Évitez une université classique

Si les projets en cours se concrétisent, il y aura bientôt plus d'universités privées que publiques en Espagne. Il existe 50 universités publiques depuis 1998, tandis que 33 universités privées ont ouvert leurs portes depuis. Il y en a déjà 46 au total, auxquels s'ajoutent 10 autres dans le cadre du projet. Même si l'université publique compte encore 78,2% d'étudiants de premier cycle, l'université privée la dépasse désormais en termes d'étudiants de maîtrise, avec 63% des places offertes et 50,2% des étudiants. Cette expansion favorise les offres de faible qualité. Il existe d’excellentes et anciennes universités privées. Mais désormais, des projets sont même approuvés avec un rapport technique négatif du ministère de la Science, de l'Innovation et des Universités. Cette évaluation est obligatoire, mais non contraignante. La décision finale appartient aux communautés autonomes. Depuis 2018, 11 universités ont été agréées avec des rapports techniques négatifs.

L'université ne remplit pas seulement une fonction d'enseignement. C'est une institution de production de connaissances, de leadership intellectuel de la société. Beaucoup de ces centres n’ont aucune activité de recherche. Qu’une offre universitaire de mauvaise qualité soit autorisée est quelque chose d’incompréhensible au regard des normes européennes. Cela nuit avant tout aux étudiants, mais pas seulement. Si l’enseignement supérieur en Espagne est perçu comme un distributeur automatique de diplômes, la crédibilité du système tout entier en souffrira. Un décret approuvé en 2021 a établi les exigences auxquelles doit répondre une université, mais certains experts la considèrent déjà comme obsolète. Ce qui est en pratique une simple académie spécialisée ne peut pas être qualifié d’université.

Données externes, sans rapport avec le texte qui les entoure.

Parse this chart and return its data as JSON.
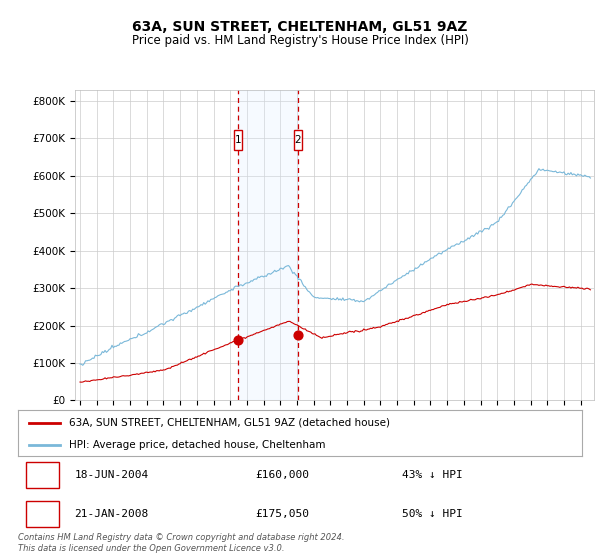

La plupart des universités privées sont liées à l'Église catholique, mais les fonds d'investissement cherchent aussi des affaires en profitant du manque de places publiques dans les carrières les plus demandées, pour lesquelles ils facturent 10 fois plus cher que le public. De même, les frais de scolarité pour un master privé sont beaucoup plus chers, mais cet argent permet de proposer des stages rémunérés, une manière de se lancer dans le monde du travail quelle que soit la qualité de la formation. À long terme, cette dynamique permettra la ségrégation des étudiants, non pas sur la base du mérite, mais sur la base du pouvoir d'achat de leurs familles. Cela donnera un avantage à ceux qui peuvent payer par rapport à ceux qui étudient dans l’enseignement public et consolidera un biais de classe dans l’accès aux professions les plus demandées.

Ce devrait être une priorité du Gouvernement et des communautés autonomes que l'offre universitaire publique dispose des ressources nécessaires pour répondre à la demande conformément aux besoins de l'économie productive et clarifier ce qu'est une université et ce qui ne l'est pas. Seul un système public solide et des normes claires peuvent garantir un accès équitable aux opportunités d’enseignement supérieur et remplir la fonction essentielle d’ascenseur social.